Ce livre raconte les histoires de ceux qui en ont décidé autrement. Le titre de Tsu, « Kingdom of Characters », fait référence à la fois aux personnages littéraux qui font le script et aux personnes qui ont cherché à les sauver. Elle n’édulcore pas leurs difficultés, nous présentant, par exemple, Wang Zhao, un réformateur exilé qui a traversé la Chine déguisé en moine, risquant sa vie pour introduire un nouvel alphabet chinois qui, selon lui, unifierait le pays sous une langue commune. Elle raconte l’histoire du comte Pierre Henri Stanislas d’Escayrac de Lauture, un aventurier français, qui, même après avoir été mutilé dans une prison chinoise, a contribué au développement de la télégraphie chinoise. Et elle raconte comment, plus de 100 ans plus tard, Zhi Bingyi, qualifiée d' »autorité universitaire réactionnaire » dans la Révolution culturelle, a aidé à découvrir comment « rendre le chinois dans une langue que les ordinateurs peuvent lire – dans les zéros et les uns du code binaire » – d’une cellule de prison de fortune. (Manquant de papier, il a testé ses hypothèses en écrivant sur une tasse de thé avec un stylo volé.)
À chaque étape du processus, ces innovateurs ont dû se poser des questions telles que : comment l’écriture chinoise peut-elle être organisée de manière rationnelle ? La langue pourrait-elle être écrite avec un alphabet ? Et si oui, lequel ? (Latin ? Arabe ? Cyrillique ? Une autre écriture symbolique ?) Un alphabet pourrait-il rendre compte des tons nécessaires pour différencier les caractères ? Zhao Yuanren, célèbre linguiste chinois, a illustré cette difficulté. « Le poète de la maison de pierre Sir Shi aimait les lions et a juré de manger 10 lions », lit-on en anglais dans la première ligne d’une histoire. Mais simplement romanisé, « sans marques de tonalité ni indicateurs, cependant, cela devient une longue chaîne de charabia monotone : Shi shi shi shi shi shi, shi shi, shi shi shi shi. »

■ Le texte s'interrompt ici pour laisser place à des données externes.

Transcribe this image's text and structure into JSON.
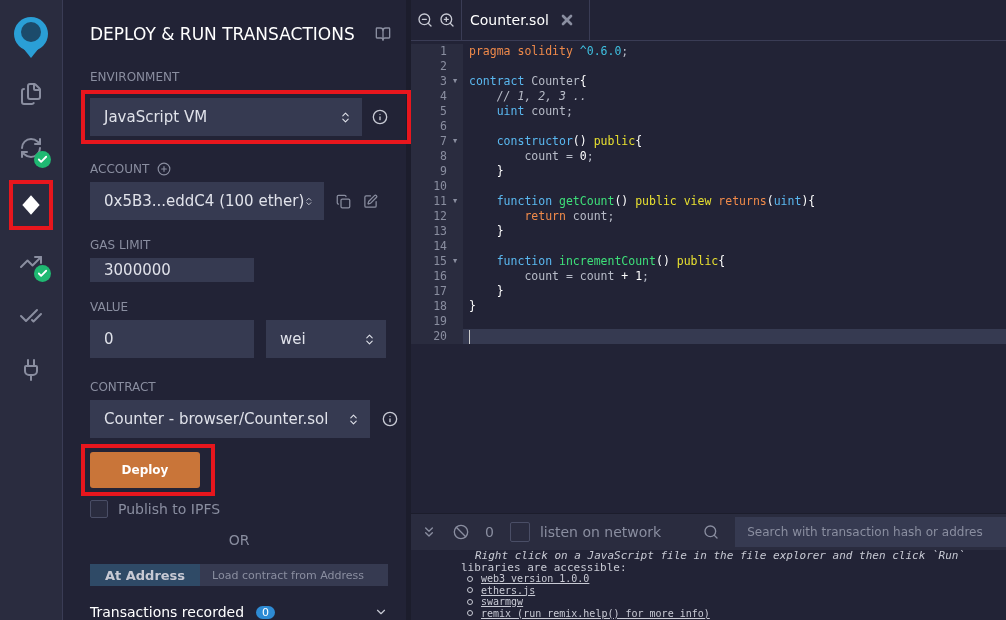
{
  "icon_bar": {
    "items": [
      {
        "kind": "files",
        "selected": false,
        "checked": false
      },
      {
        "kind": "compile",
        "selected": false,
        "checked": true
      },
      {
        "kind": "deploy",
        "selected": true,
        "checked": false
      },
      {
        "kind": "analysis",
        "selected": false,
        "checked": true
      },
      {
        "kind": "test",
        "selected": false,
        "checked": false
      },
      {
        "kind": "plugin",
        "selected": false,
        "checked": false
      }
    ]
  },
  "panel": {
    "title": "DEPLOY & RUN TRANSACTIONS",
    "environment": {
      "label": "ENVIRONMENT",
      "value": "JavaScript VM"
    },
    "account": {
      "label": "ACCOUNT",
      "value": "0x5B3...eddC4 (100 ether)"
    },
    "gas_limit": {
      "label": "GAS LIMIT",
      "value": "3000000"
    },
    "value": {
      "label": "VALUE",
      "amount": "0",
      "unit": "wei"
    },
    "contract": {
      "label": "CONTRACT",
      "value": "Counter - browser/Counter.sol"
    },
    "deploy_button": "Deploy",
    "publish": {
      "label": "Publish to IPFS",
      "checked": false
    },
    "or": "OR",
    "at_address": {
      "button": "At Address",
      "placeholder": "Load contract from Address"
    },
    "transactions": {
      "label": "Transactions recorded",
      "count": "0"
    }
  },
  "editor": {
    "tabs": [
      {
        "label": "Counter.sol",
        "selected": true
      }
    ],
    "lines": [
      {
        "n": "1",
        "active": false,
        "tokens": [
          {
            "t": "pragma solidity ",
            "kind": "keyword"
          },
          {
            "t": "^0.6.0",
            "kind": "version"
          },
          {
            "t": ";",
            "kind": "plain"
          }
        ]
      },
      {
        "n": "2",
        "active": false
      },
      {
        "n": "3",
        "fold": "▼",
        "active": false,
        "tokens": [
          {
            "t": "contract",
            "kind": "type"
          },
          {
            "t": " Counter",
            "kind": "plain"
          },
          {
            "t": "{",
            "kind": "punct"
          }
        ]
      },
      {
        "n": "4",
        "active": false,
        "tokens": [
          {
            "t": "    // 1, 2, 3 ..",
            "kind": "comment"
          }
        ]
      },
      {
        "n": "5",
        "active": false,
        "tokens": [
          {
            "t": "    uint",
            "kind": "type"
          },
          {
            "t": " count;",
            "kind": "plain"
          }
        ]
      },
      {
        "n": "6",
        "active": false
      },
      {
        "n": "7",
        "fold": "▼",
        "active": false,
        "tokens": [
          {
            "t": "    constructor",
            "kind": "type"
          },
          {
            "t": "() ",
            "kind": "punct"
          },
          {
            "t": "public",
            "kind": "modifier"
          },
          {
            "t": "{",
            "kind": "punct"
          }
        ]
      },
      {
        "n": "8",
        "active": false,
        "tokens": [
          {
            "t": "        count = ",
            "kind": "plain"
          },
          {
            "t": "0",
            "kind": "number"
          },
          {
            "t": ";",
            "kind": "plain"
          }
        ]
      },
      {
        "n": "9",
        "active": false,
        "tokens": [
          {
            "t": "    }",
            "kind": "punct"
          }
        ]
      },
      {
        "n": "10",
        "active": false
      },
      {
        "n": "11",
        "fold": "▼",
        "active": false,
        "tokens": [
          {
            "t": "    function ",
            "kind": "type"
          },
          {
            "t": "getCount",
            "kind": "function"
          },
          {
            "t": "() ",
            "kind": "punct"
          },
          {
            "t": "public view ",
            "kind": "modifier"
          },
          {
            "t": "returns",
            "kind": "keyword"
          },
          {
            "t": "(",
            "kind": "punct"
          },
          {
            "t": "uint",
            "kind": "type"
          },
          {
            "t": "){",
            "kind": "punct"
          }
        ]
      },
      {
        "n": "12",
        "active": false,
        "tokens": [
          {
            "t": "        return",
            "kind": "keyword"
          },
          {
            "t": " count;",
            "kind": "plain"
          }
        ]
      },
      {
        "n": "13",
        "active": false,
        "tokens": [
          {
            "t": "    }",
            "kind": "punct"
          }
        ]
      },
      {
        "n": "14",
        "active": false
      },
      {
        "n": "15",
        "fold": "▼",
        "active": false,
        "tokens": [
          {
            "t": "    function ",
            "kind": "type"
          },
          {
            "t": "incrementCount",
            "kind": "function"
          },
          {
            "t": "() ",
            "kind": "punct"
          },
          {
            "t": "public",
            "kind": "modifier"
          },
          {
            "t": "{",
            "kind": "punct"
          }
        ]
      },
      {
        "n": "16",
        "active": false,
        "tokens": [
          {
            "t": "        count = count ",
            "kind": "plain"
          },
          {
            "t": "+ 1",
            "kind": "number"
          },
          {
            "t": ";",
            "kind": "plain"
          }
        ]
      },
      {
        "n": "17",
        "active": false,
        "tokens": [
          {
            "t": "    }",
            "kind": "punct"
          }
        ]
      },
      {
        "n": "18",
        "active": false,
        "tokens": [
          {
            "t": "}",
            "kind": "punct"
          }
        ]
      },
      {
        "n": "19",
        "active": false
      },
      {
        "n": "20",
        "active": true
      }
    ]
  },
  "terminal": {
    "count": "0",
    "listen": {
      "label": "listen on network",
      "checked": false
    },
    "search_placeholder": "Search with transaction hash or addres",
    "intro": "Right click on a JavaScript file in the file explorer and then click `Run`",
    "libraries": "libraries are accessible:",
    "links": [
      "web3 version 1.0.0",
      "ethers.js",
      "swarmgw",
      "remix (run remix.help() for more info)"
    ]
  }
}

En examinant ces questions de près, Tsu aide le débutant en chinois à comprendre à la fois les défis sous-jacents et comment ils ont été surmontés. (Je sens que Tsu est un excellent professeur.) Ce matériel pourrait, entre de mauvaises mains, devenir sec. Mais Tsu tisse l’analyse linguistique avec le contexte biographique et historique – les ravages de l’impérialisme, la guerre civile, les invasions étrangères, les succès et les déceptions diplomatiques. Cette approche ajoute non seulement un arrière-plan et un sens au débat sur le scénario, mais également une couleur formidable à ce qui aurait autrement pu se lire comme un manuel.
En particulier, le rôle de Mao Zedong dans la refonte de l’écriture chinoise montre comment la politique et la langue sont souvent fusionnées. Mao, note Tsu, « est entré dans l’histoire comme, entre autres, la personnalité politique qui a guidé la langue chinoise à travers ses deux plus grandes transformations de l’histoire moderne ». Avec plus de 90% de la population analphabète, Mao a adopté le mouvement visant à réduire le nombre de traits dans plus de 2 200 caractères pour les rendre plus faciles à apprendre et à écrire. (Taïwan, rejetant la simplification, se considère toujours comme le gardien de la culture chinoise traditionnelle.) Mao a également stimulé la création du pinyin, un alphabet chinois romanisé phonétique conçu comme une aide auxiliaire à l’apprentissage de l’écriture chinoise, plutôt qu’un remplacement. Approuvé en 1958, le pinyin aurait été appris par 50 millions de personnes au cours de sa première année seulement, à une époque « d’idéalisme et d’espoir ». Et pourtant, 1958 a également été la première année du Grand Bond en avant, l’expérience qui a vu des millions de personnes mourir de la famine – et les détracteurs du pinyin persécutés.